## ✅ 8. Handling Missing or Invalid Data in NumPy

In real-world data (like sensor data, Excel sheets, or datasets from Kaggle), you often encounter:
- **Missing values**
- **Invalid entries**
- **Corrupted or undefined numbers**

NumPy gives powerful tools to detect, filter, and clean such data.

---

### 🔸 1. `np.nan` – *"Not a Number"*

- `np.nan` is used to **represent missing or undefined values** in float arrays.
- It’s a special **floating-point constant** defined in IEEE 754.



In [2]:
import numpy as np

arr = np.array([1, 2, np.nan, 4, 5])
print(arr)

[ 1.  2. nan  4.  5.]


<mark> note </mark> - nan is not equal to anything , even itself 


In [None]:
print(np.nan == np.nan)  


False


### 2. np.isnan() – Detect Missing Values

- Returns a boolean array where True represents a nan.

In [4]:
arr = np.array([1, 2, np.nan, 4])

mask = np.isnan(arr)
print(mask)
# Output: [False False  True False]

# Filter only non-nan values
print(arr[~mask])  # [1. 2. 4.]


[False False  True False]
[1. 2. 4.]


### 3. np.isfinite() – Check for Valid Numbers

- Returns True for numbers that are not inf, -inf, or nan

In [5]:
arr = np.array([1, 2, np.nan, np.inf, -np.inf, 4])

print(np.isfinite(arr))
# Output: [ True  True False False False  True]

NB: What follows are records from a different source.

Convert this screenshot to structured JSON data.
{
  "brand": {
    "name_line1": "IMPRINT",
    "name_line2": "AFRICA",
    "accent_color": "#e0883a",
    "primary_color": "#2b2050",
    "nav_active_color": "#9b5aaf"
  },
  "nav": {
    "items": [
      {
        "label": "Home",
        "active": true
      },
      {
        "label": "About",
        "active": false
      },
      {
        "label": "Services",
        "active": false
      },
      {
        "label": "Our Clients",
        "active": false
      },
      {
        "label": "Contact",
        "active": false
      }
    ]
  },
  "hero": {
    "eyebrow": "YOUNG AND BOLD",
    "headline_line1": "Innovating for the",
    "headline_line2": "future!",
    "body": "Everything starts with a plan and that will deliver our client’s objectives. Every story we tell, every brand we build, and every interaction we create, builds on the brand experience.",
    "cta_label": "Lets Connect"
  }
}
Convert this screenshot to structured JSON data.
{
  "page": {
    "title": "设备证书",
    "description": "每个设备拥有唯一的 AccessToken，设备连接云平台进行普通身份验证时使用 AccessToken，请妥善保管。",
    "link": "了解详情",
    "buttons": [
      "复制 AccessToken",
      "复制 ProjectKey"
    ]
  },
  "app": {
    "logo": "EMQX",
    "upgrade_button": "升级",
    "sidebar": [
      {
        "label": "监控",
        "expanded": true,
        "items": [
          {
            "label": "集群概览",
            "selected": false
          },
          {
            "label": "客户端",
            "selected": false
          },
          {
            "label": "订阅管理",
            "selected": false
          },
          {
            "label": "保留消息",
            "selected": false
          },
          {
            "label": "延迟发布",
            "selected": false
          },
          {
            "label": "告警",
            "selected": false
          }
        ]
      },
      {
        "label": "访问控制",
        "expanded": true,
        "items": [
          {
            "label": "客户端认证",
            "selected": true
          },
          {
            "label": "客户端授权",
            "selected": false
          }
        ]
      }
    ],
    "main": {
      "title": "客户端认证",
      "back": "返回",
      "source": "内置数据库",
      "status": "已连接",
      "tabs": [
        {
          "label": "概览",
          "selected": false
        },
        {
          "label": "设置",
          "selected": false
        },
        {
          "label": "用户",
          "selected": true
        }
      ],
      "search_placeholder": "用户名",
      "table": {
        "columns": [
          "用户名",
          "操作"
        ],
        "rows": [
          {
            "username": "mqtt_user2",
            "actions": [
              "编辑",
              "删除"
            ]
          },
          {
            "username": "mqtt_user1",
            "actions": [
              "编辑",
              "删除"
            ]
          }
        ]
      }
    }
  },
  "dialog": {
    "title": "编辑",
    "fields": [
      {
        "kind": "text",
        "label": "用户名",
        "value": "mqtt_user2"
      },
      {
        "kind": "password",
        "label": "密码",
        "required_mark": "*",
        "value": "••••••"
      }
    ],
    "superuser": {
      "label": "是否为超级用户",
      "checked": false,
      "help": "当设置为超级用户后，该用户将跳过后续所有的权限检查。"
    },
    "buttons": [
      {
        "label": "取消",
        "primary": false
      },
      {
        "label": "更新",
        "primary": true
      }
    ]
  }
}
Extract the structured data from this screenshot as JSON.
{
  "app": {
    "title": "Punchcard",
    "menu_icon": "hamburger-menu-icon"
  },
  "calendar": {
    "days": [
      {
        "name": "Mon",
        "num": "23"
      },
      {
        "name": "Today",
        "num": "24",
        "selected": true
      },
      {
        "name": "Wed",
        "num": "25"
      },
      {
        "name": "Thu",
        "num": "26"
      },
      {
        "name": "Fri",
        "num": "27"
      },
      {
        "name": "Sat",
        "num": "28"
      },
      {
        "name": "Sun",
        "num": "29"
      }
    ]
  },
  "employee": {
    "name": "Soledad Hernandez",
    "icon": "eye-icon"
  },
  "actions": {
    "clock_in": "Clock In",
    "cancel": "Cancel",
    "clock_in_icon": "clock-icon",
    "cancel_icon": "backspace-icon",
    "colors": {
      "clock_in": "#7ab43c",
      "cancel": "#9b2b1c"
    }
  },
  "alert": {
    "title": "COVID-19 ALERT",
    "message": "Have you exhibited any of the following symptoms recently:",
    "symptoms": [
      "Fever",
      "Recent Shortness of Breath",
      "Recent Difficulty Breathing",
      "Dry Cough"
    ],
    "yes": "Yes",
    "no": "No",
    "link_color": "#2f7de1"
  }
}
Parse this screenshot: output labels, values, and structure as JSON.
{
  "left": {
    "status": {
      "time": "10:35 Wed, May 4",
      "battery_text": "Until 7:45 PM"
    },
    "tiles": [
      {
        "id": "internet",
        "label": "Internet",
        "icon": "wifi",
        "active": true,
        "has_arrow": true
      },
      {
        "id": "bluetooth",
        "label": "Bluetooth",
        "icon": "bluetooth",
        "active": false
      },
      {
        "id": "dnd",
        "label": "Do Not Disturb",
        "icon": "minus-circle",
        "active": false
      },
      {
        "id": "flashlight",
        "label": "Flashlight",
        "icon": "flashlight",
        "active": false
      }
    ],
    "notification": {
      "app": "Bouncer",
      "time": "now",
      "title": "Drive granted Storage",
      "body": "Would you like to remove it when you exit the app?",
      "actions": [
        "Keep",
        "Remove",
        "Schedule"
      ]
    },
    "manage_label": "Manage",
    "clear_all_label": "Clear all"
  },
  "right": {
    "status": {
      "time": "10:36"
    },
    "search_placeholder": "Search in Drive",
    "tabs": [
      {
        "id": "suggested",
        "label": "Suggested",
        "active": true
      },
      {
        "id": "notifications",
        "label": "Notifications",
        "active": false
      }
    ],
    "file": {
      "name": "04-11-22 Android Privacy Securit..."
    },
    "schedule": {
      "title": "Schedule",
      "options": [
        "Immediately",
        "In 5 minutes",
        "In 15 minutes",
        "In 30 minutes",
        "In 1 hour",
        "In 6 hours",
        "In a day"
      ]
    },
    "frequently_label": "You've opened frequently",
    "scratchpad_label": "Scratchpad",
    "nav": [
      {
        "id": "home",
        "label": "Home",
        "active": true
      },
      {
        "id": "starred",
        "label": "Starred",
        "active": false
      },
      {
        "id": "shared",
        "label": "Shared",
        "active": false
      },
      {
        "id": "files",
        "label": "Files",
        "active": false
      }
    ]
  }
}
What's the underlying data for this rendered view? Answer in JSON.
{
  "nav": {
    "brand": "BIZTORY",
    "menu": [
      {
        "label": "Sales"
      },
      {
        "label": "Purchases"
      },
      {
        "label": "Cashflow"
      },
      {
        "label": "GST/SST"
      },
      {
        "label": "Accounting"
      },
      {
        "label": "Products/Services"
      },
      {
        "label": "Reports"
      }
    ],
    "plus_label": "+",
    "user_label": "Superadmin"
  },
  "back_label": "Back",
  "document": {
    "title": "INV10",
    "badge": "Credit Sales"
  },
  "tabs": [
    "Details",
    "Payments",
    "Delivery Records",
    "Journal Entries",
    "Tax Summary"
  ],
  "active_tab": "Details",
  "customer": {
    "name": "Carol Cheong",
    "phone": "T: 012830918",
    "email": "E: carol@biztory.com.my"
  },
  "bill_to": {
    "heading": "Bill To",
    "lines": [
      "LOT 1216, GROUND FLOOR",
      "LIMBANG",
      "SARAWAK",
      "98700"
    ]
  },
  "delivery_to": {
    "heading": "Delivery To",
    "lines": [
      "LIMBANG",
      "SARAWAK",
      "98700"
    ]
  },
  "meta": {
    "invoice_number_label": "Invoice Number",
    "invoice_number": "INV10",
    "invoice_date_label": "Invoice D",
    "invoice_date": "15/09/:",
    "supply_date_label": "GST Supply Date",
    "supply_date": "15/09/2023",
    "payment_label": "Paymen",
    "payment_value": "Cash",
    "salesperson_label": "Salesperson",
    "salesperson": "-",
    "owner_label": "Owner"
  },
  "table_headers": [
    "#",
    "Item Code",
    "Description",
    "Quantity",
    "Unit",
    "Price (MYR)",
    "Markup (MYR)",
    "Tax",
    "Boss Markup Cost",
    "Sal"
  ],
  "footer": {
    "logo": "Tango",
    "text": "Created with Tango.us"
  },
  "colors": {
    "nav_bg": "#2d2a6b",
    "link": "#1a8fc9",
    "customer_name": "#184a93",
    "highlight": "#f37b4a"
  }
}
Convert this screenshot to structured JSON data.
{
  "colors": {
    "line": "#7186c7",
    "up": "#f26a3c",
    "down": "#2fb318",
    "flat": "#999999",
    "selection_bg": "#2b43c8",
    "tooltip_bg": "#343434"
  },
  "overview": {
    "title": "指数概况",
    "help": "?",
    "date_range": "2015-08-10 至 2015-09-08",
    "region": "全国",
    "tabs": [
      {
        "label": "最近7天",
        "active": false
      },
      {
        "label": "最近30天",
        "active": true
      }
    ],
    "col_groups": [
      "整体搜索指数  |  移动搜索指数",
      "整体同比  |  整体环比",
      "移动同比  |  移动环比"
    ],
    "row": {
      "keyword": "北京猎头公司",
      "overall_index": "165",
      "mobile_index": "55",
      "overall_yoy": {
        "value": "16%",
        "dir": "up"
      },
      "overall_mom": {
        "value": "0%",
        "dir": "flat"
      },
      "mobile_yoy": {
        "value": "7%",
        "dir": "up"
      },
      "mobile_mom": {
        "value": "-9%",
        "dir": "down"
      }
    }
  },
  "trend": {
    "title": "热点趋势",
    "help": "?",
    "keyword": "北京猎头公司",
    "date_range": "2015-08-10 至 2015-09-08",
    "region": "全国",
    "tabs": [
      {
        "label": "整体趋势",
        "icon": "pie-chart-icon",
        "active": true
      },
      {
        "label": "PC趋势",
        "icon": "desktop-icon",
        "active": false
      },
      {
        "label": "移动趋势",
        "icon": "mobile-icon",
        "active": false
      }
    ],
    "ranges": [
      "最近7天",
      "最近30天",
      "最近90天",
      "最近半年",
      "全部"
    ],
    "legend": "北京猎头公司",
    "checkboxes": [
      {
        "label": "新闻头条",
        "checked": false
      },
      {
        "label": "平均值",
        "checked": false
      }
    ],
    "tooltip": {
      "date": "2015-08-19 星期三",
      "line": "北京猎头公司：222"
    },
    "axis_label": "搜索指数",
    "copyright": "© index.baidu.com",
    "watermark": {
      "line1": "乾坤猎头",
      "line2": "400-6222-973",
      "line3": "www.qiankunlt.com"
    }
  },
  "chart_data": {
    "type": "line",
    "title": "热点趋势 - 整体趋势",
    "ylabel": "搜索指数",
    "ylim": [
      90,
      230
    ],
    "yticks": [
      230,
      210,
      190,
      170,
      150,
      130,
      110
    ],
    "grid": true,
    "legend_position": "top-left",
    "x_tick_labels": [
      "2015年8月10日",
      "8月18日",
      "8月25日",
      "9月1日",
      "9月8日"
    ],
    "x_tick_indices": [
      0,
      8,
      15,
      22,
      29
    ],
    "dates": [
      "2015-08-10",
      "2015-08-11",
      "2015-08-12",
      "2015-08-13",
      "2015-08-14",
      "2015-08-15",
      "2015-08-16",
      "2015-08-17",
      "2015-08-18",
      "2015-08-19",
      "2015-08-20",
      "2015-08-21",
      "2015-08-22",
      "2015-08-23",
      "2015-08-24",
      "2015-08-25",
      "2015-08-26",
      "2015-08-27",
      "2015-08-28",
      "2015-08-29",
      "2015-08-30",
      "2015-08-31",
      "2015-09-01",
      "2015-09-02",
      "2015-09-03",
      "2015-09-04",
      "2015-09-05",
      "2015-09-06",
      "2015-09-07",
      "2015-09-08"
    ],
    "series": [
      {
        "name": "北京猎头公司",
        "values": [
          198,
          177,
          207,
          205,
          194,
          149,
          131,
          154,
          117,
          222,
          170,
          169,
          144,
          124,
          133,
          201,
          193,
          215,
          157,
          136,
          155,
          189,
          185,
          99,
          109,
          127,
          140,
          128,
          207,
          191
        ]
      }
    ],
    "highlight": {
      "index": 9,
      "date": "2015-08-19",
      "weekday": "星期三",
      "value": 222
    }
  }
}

# Filter only valid numbers
print(arr[np.isfinite(arr)])  # [1. 2. 4.]


[ True  True False False False  True]
[1. 2. 4.]


### 4. np.where() – Conditional Filtering

- np.where(condition, value_if_true, value_if_false)

- Useful for replacing or selecting based on a condition.

In [6]:
# example nan with zero 
arr = np.array([1, 2, np.nan, 4])

cleaned = np.where(np.isnan(arr), 0, arr)
print(cleaned)  # [1. 2. 0. 4.]


[1. 2. 0. 4.]


In [7]:
# example negative with 0
a = np.array([1, -2, 3, -4, 5])

print(np.where(a < 0, 0, a))  # [1 0 3 0 5]


[1 0 3 0 5]


###  5. Masked Arrays – Advanced Handling of Missing Data

- A Masked Array allows you to hide (mask) specific values from computation.



In [10]:
import numpy.ma as ma

data = np.array([1, 2, np.nan, 4, 5])
masked = ma.masked_invalid(data)
print(masked)
# Output: [1.0 2.0 -- 4.0 5.0]


[1.0 2.0 -- 4.0 5.0]


In [11]:
#  Computations ignoring masked values:
print(masked.mean())  # Output: 3.0 (ignores nan)



3.0


In [12]:
# Manually mask specific values
arr = np.array([1, 2, 3, 4, 5])
masked_arr = ma.masked_where(arr > 3, arr)
print(masked_arr)
# Output: [1 2 3 -- --]


[1 2 3 -- --]